第11話 懐かしい感覚
「エディング殿下、レイチェル様。夕食のご用意が出来ました」
私の部屋に戻ってきたタイミングで扉の外から男性の声が聞こえてくる。聞いた事がある声の主はおそらくガリオンなのだろう。
「レイと二人で向かう。お前達は先に行っていろ」
私が答えるよりも早く返事をするエディング。
どうして私と二人で居ようとするのよ。
戸惑っていると「畏まりました」と扉の前から去って行くガリオン。出来るだけ二人きりは避けたかったのだけど私が皇子の決定を覆せるわけもなく諦める事にする。
軽く身なりを整えてから部屋を後にした。第二皇子宮を抜けて皇城にあるダイニングルームに向かう。城内は広く複雑な造りをしている。なるべく早く部屋の位置を覚えないと道に迷ってしまうだろう。
「少し落ち着きがないな」
きょろきょろと城内を眺めながら歩いていると睨まれてしまう。慌てて「申し訳ございません」と深く頭を下げる。
このままでは落ち着きのない女認定される。個人的にはそれでも良いのだけど皇子妃として相応しくないと思われたら最悪だ。
「怒っていないから頭を上げてくれ」
顔を上げると申し訳なさそうな表情を見せるエディングと目が合う。こちらが失礼な事をしたのにどうして彼が申し訳なさそうにするのか分からない。ただ不興を買ったわけじゃなさそうで安心はする。
「どうかしたのか聞きたかっただけなんだ」
「早く部屋の配置を覚えたかったんです…」
今やるなって話ですよね。
後で案内してもらったら済む話なのに。怒られるかもしれないと思いつつエディングを見ると胸の前で腕を組んでいた。にこりと微笑む彼が怖くて全身から冷や汗が流れ出る。
「それなら私が案内しよう」
「え?」
「レイは城に来たばかりだ。配慮が足りなくてすまない」
それで申し訳なさそうな顔になっていたのね。
別に気にしなくて良いのに。
それにしても皇子に皇城内を案内してもらって良いのだろうか。こういうのは使用人の役目な気がするけど。
「あの、案内は他の方でも…」
「レイは私の妃だ。他の者に任せるわけがないだろ」
皇子なんだから他の人に任せなさいよ。
ただ彼の好意を無碍にするわけにはいかない。それに皇族じゃないと入れない場所もあるだろう。申し訳ないが任せるしかない。小さな声で「分かりました。お願いします」と返事をすると満足気な表情を向けられた。
この人、変わっているわ。
「ちゃんと案内してやるからもうきょろきょろするな」
「すみません」
「謝らなくて良い」
優しく頭を撫でられる。
あれ、この感覚どこかで…。
懐かしく感じる手に胸の奥からじんわりと温かさが満ちていく。原因不明なそれは全身を火照らせる。
「レイ?どうかしたのか?」
「い、いえ…。なんでもありません」
今のなんだったのかしら。
よく分からないがエディングに頭を撫でられるのは嫌な気分にならなかった。むしろもっと撫でて欲しいと思った。碌に知らない人にそう感じている事に違和感を覚える。

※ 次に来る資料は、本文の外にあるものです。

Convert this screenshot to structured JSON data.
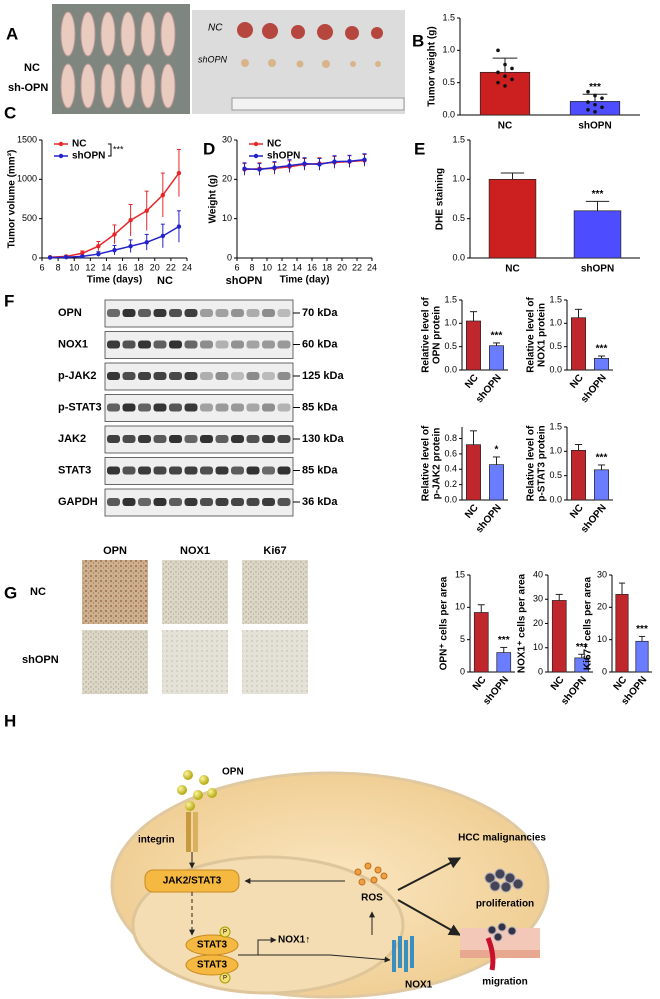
{
  "panels": [
    "A",
    "B",
    "C",
    "D",
    "E",
    "F",
    "G",
    "H"
  ],
  "photos": {
    "rows": [
      "NC",
      "sh-OPN"
    ],
    "notes": [
      "NC",
      "shOPN"
    ]
  },
  "blot": {
    "groups": [
      "NC",
      "shOPN"
    ],
    "rows": [
      {
        "label": "OPN",
        "size": "70 kDa"
      },
      {
        "label": "NOX1",
        "size": "60 kDa"
      },
      {
        "label": "p-JAK2",
        "size": "125 kDa"
      },
      {
        "label": "p-STAT3",
        "size": "85 kDa"
      },
      {
        "label": "JAK2",
        "size": "130 kDa"
      },
      {
        "label": "STAT3",
        "size": "85 kDa"
      },
      {
        "label": "GAPDH",
        "size": "36 kDa"
      }
    ]
  },
  "ihc": {
    "columns": [
      "OPN",
      "NOX1",
      "Ki67"
    ],
    "rows": [
      "NC",
      "shOPN"
    ]
  },
  "diagram": {
    "ligand": "OPN",
    "receptor": "integrin",
    "kinase": "JAK2/STAT3",
    "stat3_top": "STAT3",
    "stat3_bottom": "STAT3",
    "phospho_top": "P",
    "phospho_bottom": "P",
    "gene": "NOX1↑",
    "ros": "ROS",
    "nox1": "NOX1",
    "outcome": "HCC malignancies",
    "proliferation": "proliferation",
    "migration": "migration"
  },
  "chart_data": [
    {
      "type": "bar",
      "ylabel": "Tumor weight (g)",
      "categories": [
        "NC",
        "shOPN"
      ],
      "values": [
        0.66,
        0.21
      ],
      "errors": [
        0.22,
        0.11
      ],
      "colors": [
        "#cc1f1f",
        "#4d4dff"
      ],
      "points": [
        [
          1.0,
          0.78,
          0.72,
          0.66,
          0.6,
          0.55,
          0.5,
          0.45
        ],
        [
          0.36,
          0.3,
          0.26,
          0.2,
          0.16,
          0.12,
          0.08,
          0.05
        ]
      ],
      "ylim": [
        0,
        1.5
      ],
      "yticks": [
        {
          "value": 0,
          "label": "0.0"
        },
        0.5,
        {
          "value": 1,
          "label": "1.0"
        },
        1.5
      ],
      "annotation": "***"
    },
    {
      "type": "line",
      "ylabel": "Tumor volume (mm³)",
      "xlabel": "Time (days)",
      "x": [
        7,
        9,
        11,
        13,
        15,
        17,
        19,
        21,
        23
      ],
      "series": [
        {
          "name": "NC",
          "color": "#e8262a",
          "values": [
            10,
            20,
            60,
            150,
            300,
            480,
            600,
            800,
            1080
          ],
          "errors": [
            5,
            10,
            30,
            60,
            120,
            200,
            250,
            280,
            300
          ]
        },
        {
          "name": "shOPN",
          "color": "#2222cc",
          "values": [
            5,
            10,
            20,
            50,
            100,
            150,
            200,
            280,
            400
          ],
          "errors": [
            3,
            5,
            10,
            30,
            60,
            80,
            100,
            150,
            200
          ]
        }
      ],
      "xlim": [
        6,
        24
      ],
      "xticks": [
        6,
        8,
        10,
        12,
        14,
        16,
        18,
        20,
        22,
        24
      ],
      "ylim": [
        0,
        1500
      ],
      "yticks": [
        0,
        500,
        1000,
        1500
      ],
      "legend": "upper left",
      "annotation": "***"
    },
    {
      "type": "line",
      "ylabel": "Weight (g)",
      "xlabel": "Time (day)",
      "x": [
        7,
        9,
        11,
        13,
        15,
        17,
        19,
        21,
        23
      ],
      "series": [
        {
          "name": "NC",
          "color": "#e8262a",
          "values": [
            22.5,
            22.7,
            22.8,
            23.2,
            23.8,
            24,
            24.3,
            24.5,
            24.8
          ],
          "errors": [
            1.5,
            1.5,
            1.5,
            1.5,
            1.5,
            1.5,
            1.5,
            1.5,
            1.5
          ]
        },
        {
          "name": "shOPN",
          "color": "#2222cc",
          "values": [
            22.7,
            22.5,
            23,
            23.5,
            24,
            23.8,
            24.5,
            24.6,
            25
          ],
          "errors": [
            1.5,
            1.5,
            1.5,
            1.5,
            1.5,
            1.5,
            1.5,
            1.5,
            1.5
          ]
        }
      ],
      "xlim": [
        6,
        24
      ],
      "xticks": [
        6,
        8,
        10,
        12,
        14,
        16,
        18,
        20,
        22,
        24
      ],
      "ylim": [
        0,
        30
      ],
      "yticks": [
        0,
        10,
        20,
        30
      ],
      "legend": "upper left"
    },
    {
      "type": "bar",
      "ylabel": "DHE staining",
      "categories": [
        "NC",
        "shOPN"
      ],
      "values": [
        1.0,
        0.6
      ],
      "errors": [
        0.08,
        0.12
      ],
      "colors": [
        "#cc1f1f",
        "#4d4dff"
      ],
      "ylim": [
        0,
        1.5
      ],
      "yticks": [
        {
          "value": 0,
          "label": "0.0"
        },
        0.5,
        {
          "value": 1,
          "label": "1.0"
        },
        1.5
      ],
      "annotation": "***"
    },
    {
      "type": "bar",
      "ylabel": [
        "Relative level of",
        "OPN protein"
      ],
      "categories": [
        "NC",
        "shOPN"
      ],
      "values": [
        1.05,
        0.52
      ],
      "errors": [
        0.2,
        0.06
      ],
      "colors": [
        "#c0272d",
        "#6a7cff"
      ],
      "ylim": [
        0,
        1.5
      ],
      "yticks": [
        {
          "value": 0,
          "label": "0.0"
        },
        0.5,
        {
          "value": 1,
          "label": "1.0"
        },
        1.5
      ],
      "annotation": "***"
    },
    {
      "type": "bar",
      "ylabel": [
        "Relative level of",
        "NOX1 protein"
      ],
      "categories": [
        "NC",
        "shOPN"
      ],
      "values": [
        1.12,
        0.25
      ],
      "errors": [
        0.18,
        0.05
      ],
      "colors": [
        "#c0272d",
        "#6a7cff"
      ],
      "ylim": [
        0,
        1.5
      ],
      "yticks": [
        {
          "value": 0,
          "label": "0.0"
        },
        0.5,
        {
          "value": 1,
          "label": "1.0"
        },
        1.5
      ],
      "annotation": "***"
    },
    {
      "type": "bar",
      "ylabel": [
        "Relative level of",
        "p-JAK2 protein"
      ],
      "categories": [
        "NC",
        "shOPN"
      ],
      "values": [
        0.72,
        0.46
      ],
      "errors": [
        0.18,
        0.1
      ],
      "colors": [
        "#c0272d",
        "#6a7cff"
      ],
      "ylim": [
        0,
        0.95
      ],
      "yticks": [
        {
          "value": 0,
          "label": "0.0"
        },
        0.2,
        0.4,
        0.6,
        0.8
      ],
      "annotation": "*"
    },
    {
      "type": "bar",
      "ylabel": [
        "Relative level of",
        "p-STAT3 protein"
      ],
      "categories": [
        "NC",
        "shOPN"
      ],
      "values": [
        1.02,
        0.62
      ],
      "errors": [
        0.12,
        0.1
      ],
      "colors": [
        "#c0272d",
        "#6a7cff"
      ],
      "ylim": [
        0,
        1.5
      ],
      "yticks": [
        {
          "value": 0,
          "label": "0.0"
        },
        0.5,
        {
          "value": 1,
          "label": "1.0"
        },
        1.5
      ],
      "annotation": "***"
    },
    {
      "type": "bar",
      "ylabel": "OPN⁺ cells per area",
      "categories": [
        "NC",
        "shOPN"
      ],
      "values": [
        9.2,
        3
      ],
      "errors": [
        1.2,
        0.8
      ],
      "colors": [
        "#c0272d",
        "#6a7cff"
      ],
      "ylim": [
        0,
        15
      ],
      "yticks": [
        0,
        5,
        10,
        15
      ],
      "annotation": "***"
    },
    {
      "type": "bar",
      "ylabel": "NOX1⁺ cells per area",
      "categories": [
        "NC",
        "shOPN"
      ],
      "values": [
        29.5,
        5.8
      ],
      "errors": [
        2.5,
        1.5
      ],
      "colors": [
        "#c0272d",
        "#6a7cff"
      ],
      "ylim": [
        0,
        40
      ],
      "yticks": [
        0,
        10,
        20,
        30,
        40
      ],
      "annotation": "***"
    },
    {
      "type": "bar",
      "ylabel": "Ki67⁺ cells per area",
      "categories": [
        "NC",
        "shOPN"
      ],
      "values": [
        24,
        9.5
      ],
      "errors": [
        3.5,
        1.5
      ],
      "colors": [
        "#c0272d",
        "#6a7cff"
      ],
      "ylim": [
        0,
        30
      ],
      "yticks": [
        0,
        10,
        20,
        30
      ],
      "annotation": "***"
    }
  ]
}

「ああ、そうだ。言い忘れていたが今日は私の両親と兄妹も一緒に食事をする。緊張しなくて良いからな」
にこりと笑うエディング。衝撃の事実に違和感が吹き飛ばされる。家族と一緒に食事って聞いていないのだけど。皇城で食事をすると言われた時にその事を考えるべきだった。
エディングの両親と兄妹という事は全員が皇族だ。第一皇女殿下を除く全員と挨拶をした事があるけど食事を共にするのは勿論初めて。胃が痛くなってきた。
「嫌か?」
「出来る事なら逃げたいわ」
言ってから口を塞いだ。今のは失礼過ぎる。エディングの顔を見ると怒って…いないようだ。
むしろ楽しそうに笑ってる。何故嬉しそうなのか。
「そっちが素か?」
「申し訳ありません」
素を出すつもりはなかったのに。
動揺して取り繕う事を忘れてしまうとは。今まではこんな事なかったのに。いや、でもいきなり皇族と食事しますってなったら誰だって驚くに決まってる。私は悪くない。悪いけど。
「いや、良い。私の前では取り繕うな」
「え?」
「行くぞ」
上機嫌に廊下を進むエディングに続いて歩く。
取り繕うなって無理でしょ。
素を出したら不敬の連続だ。取り繕わないわけがない。それにしても会ってから笑顔ばかりを見ている気がする。やっぱり冷酷な人という噂は嘘なのだろう。